(Le père Guérassime porte la croix et l’Évangile. — Le secrétaire lui demande sa bénédiction.)
Le père Guérassime. — Comment pouvez-vous donner tant de mal à vos supérieurs en refusant de faire votre devoir de chrétien, en refusant de servir le tzar et la patrie ?
Boris, souriant. — C’est précisément mon devoir de chrétien que je veux faire, et c’est pourquoi je ne veux pas être soldat.
Le père Guérassime. — Pourquoi pas ? Il est dit : « Celui qui donne sa vie pour les autres, celui-là est un véritable chrétien. »
Boris. — Oui, celui qui donne sa vie, mais non pas celui qui prend la vie des autres ; c’est précisément ce que je veux : donner ma vie.
Le père Guérassime. — Vous ne raisonnez pas bien, jeune homme.
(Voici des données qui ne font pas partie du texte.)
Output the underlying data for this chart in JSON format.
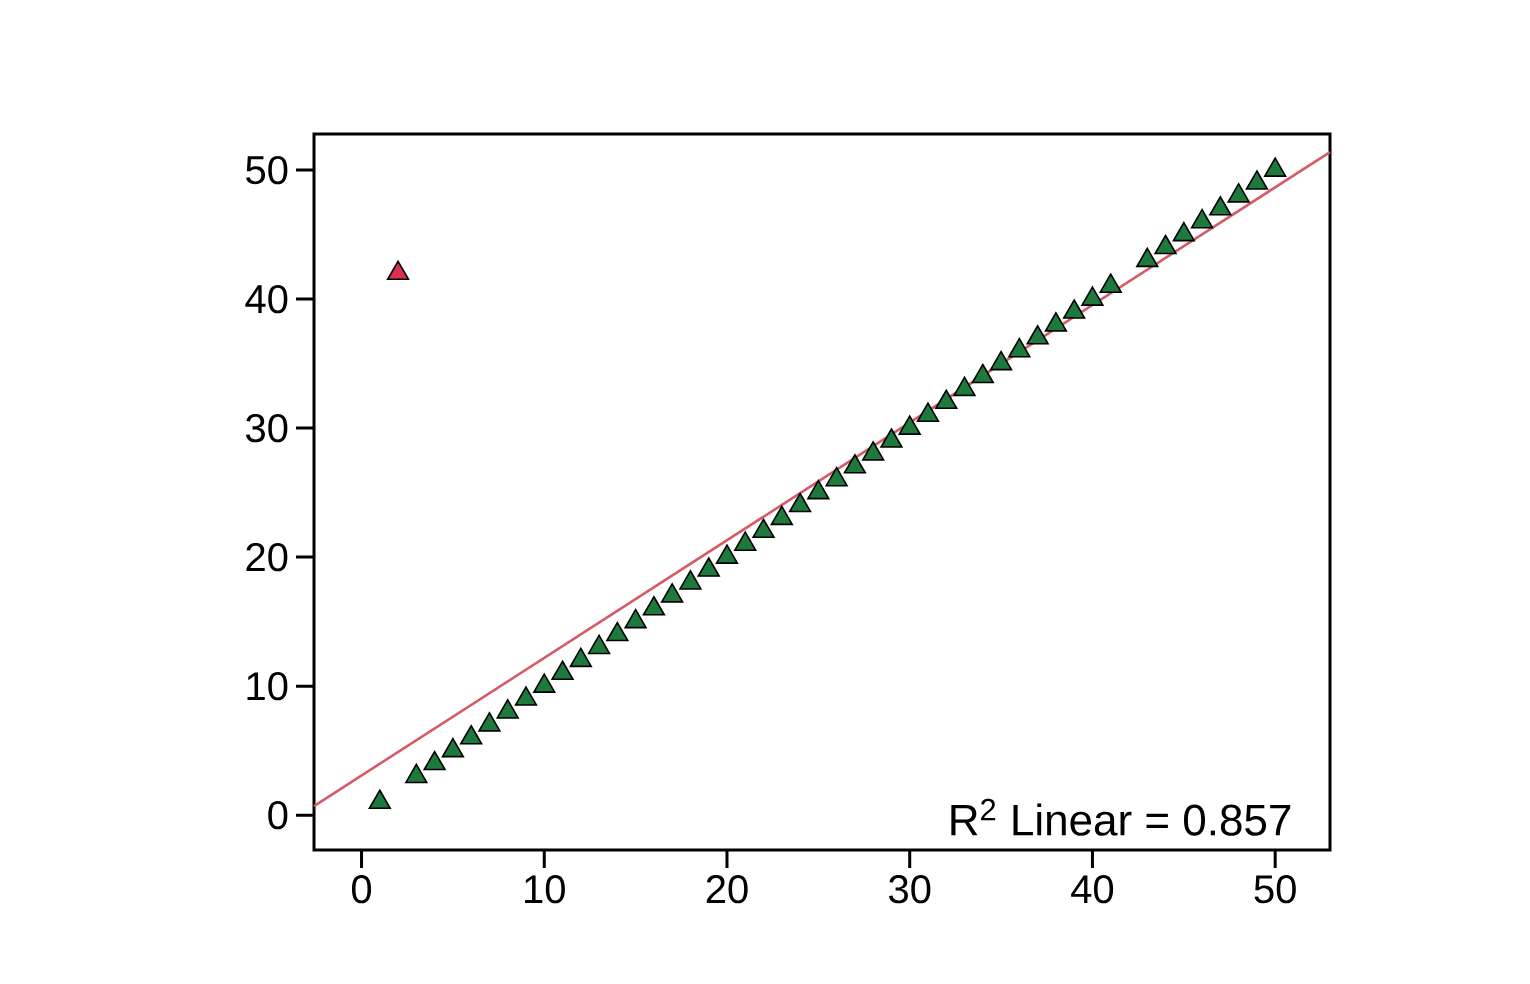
{
  "chart_data": {
    "type": "scatter",
    "xlim": [
      -2.6,
      53
    ],
    "ylim": [
      -2.7,
      52.8
    ],
    "xticks": [
      0,
      10,
      20,
      30,
      40,
      50
    ],
    "yticks": [
      0,
      10,
      20,
      30,
      40,
      50
    ],
    "grid": false,
    "marker": "triangle",
    "annotations": [
      "R$^{2}$ Linear = 0.857"
    ],
    "series": [
      {
        "color": "#1e7a3c",
        "x": [
          1,
          3,
          4,
          5,
          6,
          7,
          8,
          9,
          10,
          11,
          12,
          13,
          14,
          15,
          16,
          17,
          18,
          19,
          20,
          21,
          22,
          23,
          24,
          25,
          26,
          27,
          28,
          29,
          30,
          31,
          32,
          33,
          34,
          35,
          36,
          37,
          38,
          39,
          40,
          41,
          43,
          44,
          45,
          46,
          47,
          48,
          49,
          50
        ],
        "values": [
          1,
          3,
          4,
          5,
          6,
          7,
          8,
          9,
          10,
          11,
          12,
          13,
          14,
          15,
          16,
          17,
          18,
          19,
          20,
          21,
          22,
          23,
          24,
          25,
          26,
          27,
          28,
          29,
          30,
          31,
          32,
          33,
          34,
          35,
          36,
          37,
          38,
          39,
          40,
          41,
          43,
          44,
          45,
          46,
          47,
          48,
          49,
          50
        ]
      },
      {
        "color": "#d8334a",
        "x": [
          2
        ],
        "values": [
          42
        ]
      },
      {
        "type": "line",
        "marker": "none",
        "line_style": "solid",
        "color": "#d65a68",
        "x": [
          -2.6,
          53
        ],
        "values": [
          0.7,
          51.4
        ]
      }
    ]
  }
}
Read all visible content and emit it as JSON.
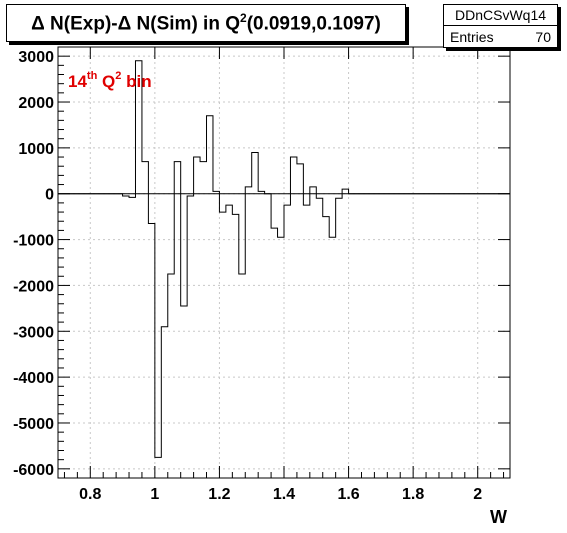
{
  "header": {
    "title_a": "Δ N(Exp)-Δ N(Sim) in Q",
    "title_sup": "2",
    "title_b": "(0.0919,0.1097)"
  },
  "stats": {
    "name": "DDnCSvWq14",
    "entries_label": "Entries",
    "entries_value": "70"
  },
  "annotation": {
    "pre": "14",
    "sup1": "th",
    "mid": " Q",
    "sup2": "2",
    "post": " bin"
  },
  "colors": {
    "annotation": "#e00000",
    "line": "#000000",
    "grid": "#c8c8c8"
  },
  "chart_data": {
    "type": "histogram",
    "xlabel": "W",
    "ylabel": "",
    "xlim": [
      0.7,
      2.1
    ],
    "ylim": [
      -6200,
      3200
    ],
    "grid": true,
    "x_ticks": [
      0.8,
      1,
      1.2,
      1.4,
      1.6,
      1.8,
      2
    ],
    "x_tick_labels": [
      "0.8",
      "1",
      "1.2",
      "1.4",
      "1.6",
      "1.8",
      "2"
    ],
    "y_ticks": [
      -6000,
      -5000,
      -4000,
      -3000,
      -2000,
      -1000,
      0,
      1000,
      2000,
      3000
    ],
    "y_tick_labels": [
      "-6000",
      "-5000",
      "-4000",
      "-3000",
      "-2000",
      "-1000",
      "0",
      "1000",
      "2000",
      "3000"
    ],
    "bin_width": 0.02,
    "x_start": 0.7,
    "values": [
      0,
      0,
      0,
      0,
      0,
      0,
      0,
      0,
      0,
      0,
      -50,
      -80,
      2900,
      700,
      -650,
      -5750,
      -2900,
      -1750,
      700,
      -2450,
      -50,
      800,
      700,
      1700,
      50,
      -400,
      -250,
      -450,
      -1750,
      150,
      900,
      50,
      0,
      -750,
      -950,
      -250,
      800,
      650,
      -250,
      150,
      -100,
      -500,
      -950,
      -100,
      100,
      0,
      0,
      0,
      0,
      0,
      0,
      0,
      0,
      0,
      0,
      0,
      0,
      0,
      0,
      0,
      0,
      0,
      0,
      0,
      0,
      0,
      0,
      0,
      0,
      0
    ]
  }
}
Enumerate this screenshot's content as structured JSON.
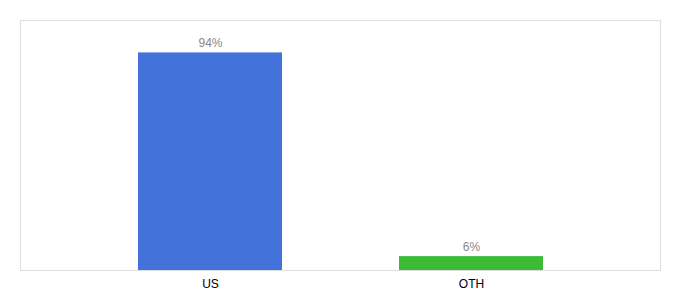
{
  "chart_data": {
    "type": "bar",
    "categories": [
      "US",
      "OTH"
    ],
    "values": [
      94,
      6
    ],
    "value_labels": [
      "94%",
      "6%"
    ],
    "colors": [
      "#4472db",
      "#3dbb35"
    ],
    "ylim": [
      0,
      108
    ],
    "data_labels": true,
    "tick_labels": "x"
  }
}
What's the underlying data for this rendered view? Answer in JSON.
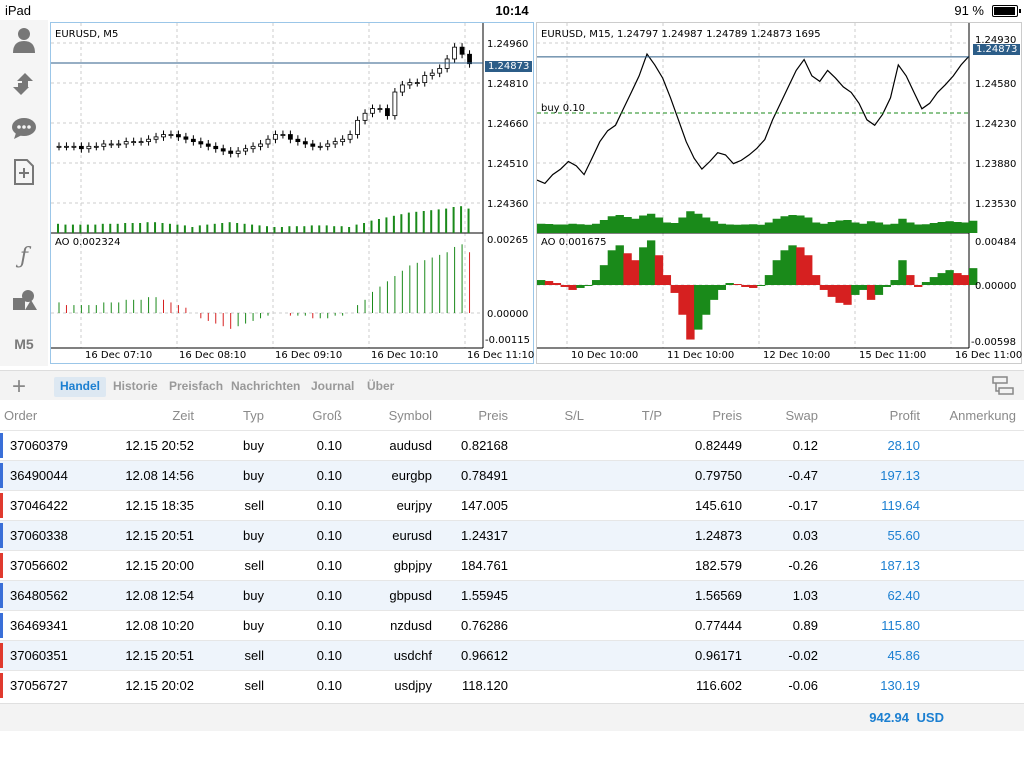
{
  "status": {
    "device": "iPad",
    "time": "10:14",
    "battery": "91 %"
  },
  "toolbar": {
    "items": [
      {
        "icon": "user-icon"
      },
      {
        "icon": "trade-arrows-icon"
      },
      {
        "icon": "chat-icon"
      },
      {
        "icon": "new-document-icon"
      },
      {
        "icon": "function-icon"
      },
      {
        "icon": "objects-icon"
      },
      {
        "label": "M5"
      }
    ]
  },
  "chart_data": [
    {
      "type": "candlestick",
      "title": "EURUSD, M5",
      "price_tag": "1.24873",
      "y_ticks": [
        "1.24960",
        "1.24810",
        "1.24660",
        "1.24510",
        "1.24360"
      ],
      "x_ticks": [
        "16 Dec 07:10",
        "16 Dec 08:10",
        "16 Dec 09:10",
        "16 Dec 10:10",
        "16 Dec 11:10"
      ],
      "indicator": {
        "label": "AO 0.002324",
        "y_ticks": [
          "0.00265",
          "0.00000",
          "-0.00115"
        ]
      },
      "closes": [
        1.2452,
        1.2452,
        1.2452,
        1.2451,
        1.2452,
        1.2452,
        1.2453,
        1.2453,
        1.2453,
        1.2454,
        1.2454,
        1.2454,
        1.2455,
        1.2456,
        1.2457,
        1.2457,
        1.2456,
        1.2455,
        1.2454,
        1.2453,
        1.2452,
        1.2451,
        1.245,
        1.2449,
        1.245,
        1.2451,
        1.2452,
        1.2453,
        1.2455,
        1.2457,
        1.2457,
        1.2455,
        1.2454,
        1.2453,
        1.2452,
        1.2452,
        1.2453,
        1.2454,
        1.2455,
        1.2457,
        1.2463,
        1.2466,
        1.2468,
        1.2468,
        1.2465,
        1.2475,
        1.2478,
        1.2479,
        1.2479,
        1.2482,
        1.2483,
        1.2485,
        1.2489,
        1.2494,
        1.2491,
        1.2487
      ],
      "ao": [
        0.0004,
        0.0003,
        0.0003,
        0.0003,
        0.0003,
        0.0003,
        0.0004,
        0.0004,
        0.0004,
        0.0005,
        0.0005,
        0.0005,
        0.0006,
        0.0006,
        0.0005,
        0.0004,
        0.0003,
        0.0002,
        0.0,
        -0.0002,
        -0.0003,
        -0.0004,
        -0.0005,
        -0.0006,
        -0.0005,
        -0.0004,
        -0.0003,
        -0.0002,
        -0.0001,
        0.0,
        0.0,
        -0.0001,
        -0.0001,
        -0.0001,
        -0.0002,
        -0.0002,
        -0.0002,
        -0.0001,
        -0.0001,
        0.0,
        0.0003,
        0.0005,
        0.0008,
        0.001,
        0.0012,
        0.0014,
        0.0016,
        0.0018,
        0.0019,
        0.002,
        0.0021,
        0.0022,
        0.0023,
        0.0025,
        0.0026,
        0.0023
      ]
    },
    {
      "type": "line",
      "title": "EURUSD, M15, 1.24797 1.24987 1.24789 1.24873 1695",
      "price_tag": "1.24873",
      "order_label": "buy 0.10",
      "y_ticks": [
        "1.24930",
        "1.24580",
        "1.24230",
        "1.23880",
        "1.23530"
      ],
      "x_ticks": [
        "10 Dec 10:00",
        "11 Dec 10:00",
        "12 Dec 10:00",
        "15 Dec 11:00",
        "16 Dec 11:00"
      ],
      "indicator": {
        "label": "AO 0.001675",
        "y_ticks": [
          "0.00484",
          "0.00000",
          "-0.00598"
        ]
      },
      "values": [
        1.2375,
        1.2372,
        1.238,
        1.2385,
        1.2392,
        1.2388,
        1.238,
        1.2395,
        1.241,
        1.242,
        1.2425,
        1.244,
        1.2455,
        1.247,
        1.249,
        1.248,
        1.2468,
        1.245,
        1.243,
        1.241,
        1.2395,
        1.2385,
        1.2392,
        1.24,
        1.2398,
        1.239,
        1.2393,
        1.2398,
        1.2404,
        1.2412,
        1.243,
        1.2445,
        1.246,
        1.2475,
        1.2485,
        1.247,
        1.2465,
        1.2475,
        1.2468,
        1.246,
        1.2455,
        1.2445,
        1.243,
        1.2425,
        1.2435,
        1.245,
        1.248,
        1.247,
        1.2455,
        1.244,
        1.2445,
        1.2455,
        1.2462,
        1.247,
        1.248,
        1.2488
      ],
      "ao": [
        0.0005,
        0.0004,
        0.0002,
        -0.0002,
        -0.0005,
        -0.0003,
        -0.0001,
        0.0005,
        0.002,
        0.0035,
        0.004,
        0.0032,
        0.0025,
        0.0038,
        0.0045,
        0.003,
        0.001,
        -0.0008,
        -0.003,
        -0.0055,
        -0.0045,
        -0.003,
        -0.0015,
        -0.0005,
        0.0002,
        0.0001,
        -0.0002,
        -0.0003,
        -0.0001,
        0.001,
        0.0025,
        0.0035,
        0.004,
        0.0038,
        0.003,
        0.001,
        -0.0005,
        -0.0012,
        -0.0018,
        -0.002,
        -0.001,
        -0.0005,
        -0.0015,
        -0.001,
        -0.0002,
        0.0005,
        0.0025,
        0.001,
        -0.0002,
        0.0003,
        0.0008,
        0.0012,
        0.0015,
        0.0012,
        0.001,
        0.0017
      ]
    }
  ],
  "tabs": [
    {
      "label": "Handel",
      "active": true
    },
    {
      "label": "Historie"
    },
    {
      "label": "Preisfach"
    },
    {
      "label": "Nachrichten"
    },
    {
      "label": "Journal"
    },
    {
      "label": "Über"
    }
  ],
  "table": {
    "headers": [
      "Order",
      "Zeit",
      "Typ",
      "Groß",
      "Symbol",
      "Preis",
      "S/L",
      "T/P",
      "Preis",
      "Swap",
      "Profit",
      "Anmerkung"
    ],
    "rows": [
      {
        "order": "37060379",
        "time": "12.15 20:52",
        "type": "buy",
        "size": "0.10",
        "symbol": "audusd",
        "price": "0.82168",
        "sl": "",
        "tp": "",
        "cur": "0.82449",
        "swap": "0.12",
        "profit": "28.10",
        "note": ""
      },
      {
        "order": "36490044",
        "time": "12.08 14:56",
        "type": "buy",
        "size": "0.10",
        "symbol": "eurgbp",
        "price": "0.78491",
        "sl": "",
        "tp": "",
        "cur": "0.79750",
        "swap": "-0.47",
        "profit": "197.13",
        "note": ""
      },
      {
        "order": "37046422",
        "time": "12.15 18:35",
        "type": "sell",
        "size": "0.10",
        "symbol": "eurjpy",
        "price": "147.005",
        "sl": "",
        "tp": "",
        "cur": "145.610",
        "swap": "-0.17",
        "profit": "119.64",
        "note": ""
      },
      {
        "order": "37060338",
        "time": "12.15 20:51",
        "type": "buy",
        "size": "0.10",
        "symbol": "eurusd",
        "price": "1.24317",
        "sl": "",
        "tp": "",
        "cur": "1.24873",
        "swap": "0.03",
        "profit": "55.60",
        "note": ""
      },
      {
        "order": "37056602",
        "time": "12.15 20:00",
        "type": "sell",
        "size": "0.10",
        "symbol": "gbpjpy",
        "price": "184.761",
        "sl": "",
        "tp": "",
        "cur": "182.579",
        "swap": "-0.26",
        "profit": "187.13",
        "note": ""
      },
      {
        "order": "36480562",
        "time": "12.08 12:54",
        "type": "buy",
        "size": "0.10",
        "symbol": "gbpusd",
        "price": "1.55945",
        "sl": "",
        "tp": "",
        "cur": "1.56569",
        "swap": "1.03",
        "profit": "62.40",
        "note": ""
      },
      {
        "order": "36469341",
        "time": "12.08 10:20",
        "type": "buy",
        "size": "0.10",
        "symbol": "nzdusd",
        "price": "0.76286",
        "sl": "",
        "tp": "",
        "cur": "0.77444",
        "swap": "0.89",
        "profit": "115.80",
        "note": ""
      },
      {
        "order": "37060351",
        "time": "12.15 20:51",
        "type": "sell",
        "size": "0.10",
        "symbol": "usdchf",
        "price": "0.96612",
        "sl": "",
        "tp": "",
        "cur": "0.96171",
        "swap": "-0.02",
        "profit": "45.86",
        "note": ""
      },
      {
        "order": "37056727",
        "time": "12.15 20:02",
        "type": "sell",
        "size": "0.10",
        "symbol": "usdjpy",
        "price": "118.120",
        "sl": "",
        "tp": "",
        "cur": "116.602",
        "swap": "-0.06",
        "profit": "130.19",
        "note": ""
      }
    ],
    "total": {
      "value": "942.94",
      "currency": "USD"
    }
  },
  "colors": {
    "buy": "#3a6fd8",
    "sell": "#e03a2e",
    "profit": "#1b7fd1",
    "bull": "#1a8a1a",
    "bear": "#d62020"
  }
}
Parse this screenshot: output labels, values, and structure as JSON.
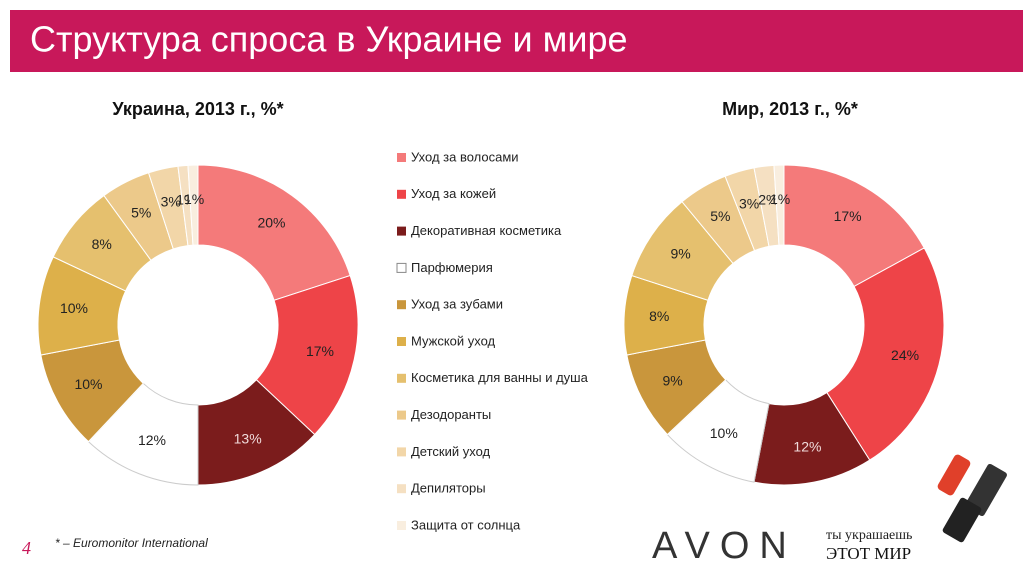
{
  "slide": {
    "title": "Структура спроса в Украине и мире",
    "page_number": "4",
    "footnote": "* – Euromonitor International",
    "brand": "AVON",
    "slogan_top": "ты украшаешь",
    "slogan_bottom": "ЭТОТ МИР"
  },
  "chart_data": [
    {
      "type": "pie",
      "title": "Украина, 2013 г., %*",
      "categories": [
        "Уход за волосами",
        "Уход за кожей",
        "Декоративная косметика",
        "Парфюмерия",
        "Уход за зубами",
        "Мужской уход",
        "Косметика для ванны и душа",
        "Дезодоранты",
        "Детский уход",
        "Депиляторы",
        "Защита от солнца"
      ],
      "values": [
        20,
        17,
        13,
        12,
        10,
        10,
        8,
        5,
        3,
        1,
        1
      ],
      "value_labels": [
        "20%",
        "17%",
        "13%",
        "12%",
        "10%",
        "10%",
        "8%",
        "5%",
        "3%",
        "1%",
        "1%"
      ],
      "colors": [
        "#f47a7a",
        "#ee4448",
        "#7b1c1c",
        "#ffffff",
        "#c9963c",
        "#ddb04a",
        "#e5c06e",
        "#ecc98a",
        "#f2d6a8",
        "#f5e0c2",
        "#f9eedf"
      ]
    },
    {
      "type": "pie",
      "title": "Мир, 2013 г., %*",
      "categories": [
        "Уход за волосами",
        "Уход за кожей",
        "Декоративная косметика",
        "Парфюмерия",
        "Уход за зубами",
        "Мужской уход",
        "Косметика для ванны и душа",
        "Дезодоранты",
        "Детский уход",
        "Депиляторы",
        "Защита от солнца"
      ],
      "values": [
        17,
        24,
        12,
        10,
        9,
        8,
        9,
        5,
        3,
        2,
        1
      ],
      "value_labels": [
        "17%",
        "24%",
        "12%",
        "10%",
        "9%",
        "8%",
        "9%",
        "5%",
        "3%",
        "2%",
        "1%"
      ],
      "colors": [
        "#f47a7a",
        "#ee4448",
        "#7b1c1c",
        "#ffffff",
        "#c9963c",
        "#ddb04a",
        "#e5c06e",
        "#ecc98a",
        "#f2d6a8",
        "#f5e0c2",
        "#f9eedf"
      ]
    }
  ]
}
Jésus-Christ a eu une parole pour les guerriers…
Boris, souriant. — Oui, même dans ces temps-là les soldats pillaient et il le leur défendit.
Le père Guérassime. — Pourquoi donc ne voulez-vous pas prêter serment ?
Boris. — Vous savez que l’Évangile le défend.
Le père Guérassime. — Pas du tout. Quand Pilate dit : « Je t’adjure par le Dieu vivant, es-tu le Christ ? » Notre Seigneur Jésus-Christ répond : « Tu l’as dit. » Donc, il admet le serment. Le serment n’est pas défendu.
Boris. — N’avez-vous pas honte ? Vous, un vieillard !!
Le père Guérassime. — Ne vous obstinez pas, je vous le conseille. Nous ne changerons pas le monde. Prêtez serment, et vous serez tranquille. Si c’est un péché ou non, remettez-vous en à l’Église.
Boris. — À vous ? Mais n’avez-vous pas peur de prendre tant de péchés sur vous ?
Le père Guérassime. — Quels péchés ? J’ai été élevé dans la ferme croyance, j’ai vécu trente ans dans le sacerdoce, il ne peut y avoir de péchés pour moi.